One time, my car had been picked up and moved about three feet from the perpendicular. I drove a high-mileage, small compact car so it was possible. Two other times the windshield was smashed. Another, nails in tires. A broken window in the apartment. Sand in the gas tank — I got a locking gas cap in all subsequent cars. The list went on.
At the time, I’d called the police for a few of the incidents, but there was nothing to be done. I had no clue as to the identity of the perpetrators.
It didn’t all happen at once — in fact over about a four-year span.
Stupid me. All the little things I dismissed or didn’t pay attention to. I asked once at the place where I went to get replacement tires, wasn’t it odd that I was getting nails in my tires so often. Couldn’t someone be sabotaging them? The clerk at the time said no, they must be nails from construction sites. Much as I might fantasize about studly construction workers, I’d never so much as gotten close to a construction site and certainly have never driven through one.

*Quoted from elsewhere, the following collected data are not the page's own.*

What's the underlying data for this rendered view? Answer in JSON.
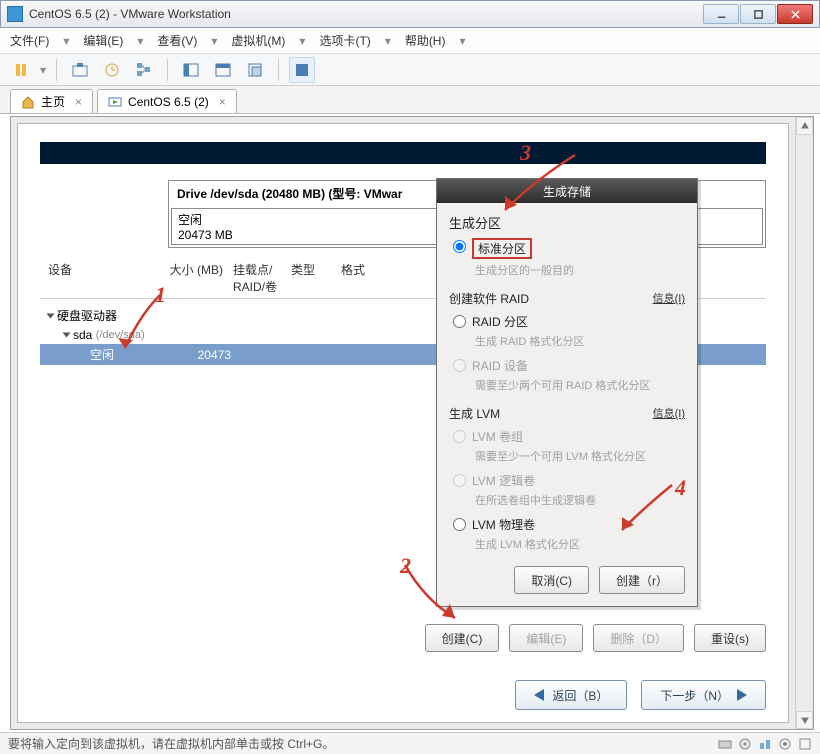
{
  "window": {
    "title": "CentOS 6.5 (2) - VMware Workstation"
  },
  "menubar": {
    "file": "文件(F)",
    "edit": "编辑(E)",
    "view": "查看(V)",
    "vm": "虚拟机(M)",
    "tabs": "选项卡(T)",
    "help": "帮助(H)"
  },
  "tabs": {
    "home": "主页",
    "vm": "CentOS 6.5 (2)"
  },
  "drive": {
    "header": "Drive /dev/sda (20480 MB) (型号: VMwar",
    "free_label": "空闲",
    "free_size": "20473 MB"
  },
  "columns": {
    "device": "设备",
    "size": "大小 (MB)",
    "mount": "挂载点/ RAID/卷",
    "type": "类型",
    "format": "格式"
  },
  "tree": {
    "root": "硬盘驱动器",
    "dev": "sda",
    "dev_path": "(/dev/sda)",
    "free": "空闲",
    "free_size": "20473"
  },
  "main_buttons": {
    "create": "创建(C)",
    "edit": "编辑(E)",
    "delete": "删除（D）",
    "reset": "重设(s)"
  },
  "nav": {
    "back": "返回（B）",
    "next": "下一步（N）"
  },
  "dialog": {
    "title": "生成存储",
    "sec_partition": "生成分区",
    "std_part": "标准分区",
    "std_hint": "生成分区的一般目的",
    "sec_raid": "创建软件 RAID",
    "info": "信息(I)",
    "raid_part": "RAID 分区",
    "raid_part_hint": "生成 RAID 格式化分区",
    "raid_dev": "RAID 设备",
    "raid_dev_hint": "需要至少两个可用 RAID 格式化分区",
    "sec_lvm": "生成 LVM",
    "lvm_vg": "LVM 卷组",
    "lvm_vg_hint": "需要至少一个可用 LVM 格式化分区",
    "lvm_lv": "LVM 逻辑卷",
    "lvm_lv_hint": "在所选卷组中生成逻辑卷",
    "lvm_pv": "LVM 物理卷",
    "lvm_pv_hint": "生成 LVM 格式化分区",
    "cancel": "取消(C)",
    "create": "创建（r）"
  },
  "status": {
    "text": "要将输入定向到该虚拟机，请在虚拟机内部单击或按 Ctrl+G。"
  },
  "annotations": {
    "n1": "1",
    "n2": "2",
    "n3": "3",
    "n4": "4"
  }
}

The woman reiterated that they used to brag about what they’d done to get the fag.
Teenage homophobia. A form of intimidation and bullying.
I never put it all together. The incidents all happened too far apart for me to connect them.
I think on some of those interviews and panels I may have said something like, ‘oh I was pretty lucky, there wasn’t much of a problem with homophobia, only a few letters from parents, and then I’d tell the story about the letter.’ Turns out there was constant homophobia of a violent and dangerous kind, and I missed it.
The woman at the store apologized several times. Repeated that her husband wasn’t involved. Named the names of kids I’d long forgotten who’d helped Biff.
So, yes, the bullying of a teacher, against an openly gay writer. And I was too naive or stupid or arrogant to see it. What a fool.
She was so was so nice and so apologetic.
I ask myself how I couldn’t have put it together? The basic fact is, I didn’t.
The apology happened recently. The events she was apologizing for happened in the early ’90s after my first books came out. I ask myself have things really gotten better for us? I often think they have, but then there are headlines about another gay teen committing suicide. I imagine they are getting better, but then I still see us as the only minority whose rights are put to a vote. I try to remember that in all the years between Dred Scott and Brown vs. Board of Education, African Americans mostly lost court cases.
When you are in the middle of a storm, it always seems a long way until the end. But there are signs of hope for us, some large and global, some small and personal. I think about the president and the ringing phrase in his inaugural address, “From Seneca Falls, to Selma, to Stonewall,” and I have hope. I think about the Illinois senate taking a positive vote for marriage for us on Valentine’s Day, and I believe there is hope for us in this world. I listen to, instead of further scorn and derision, a woman making an apology to an author many years later, and I believe things have gotten better.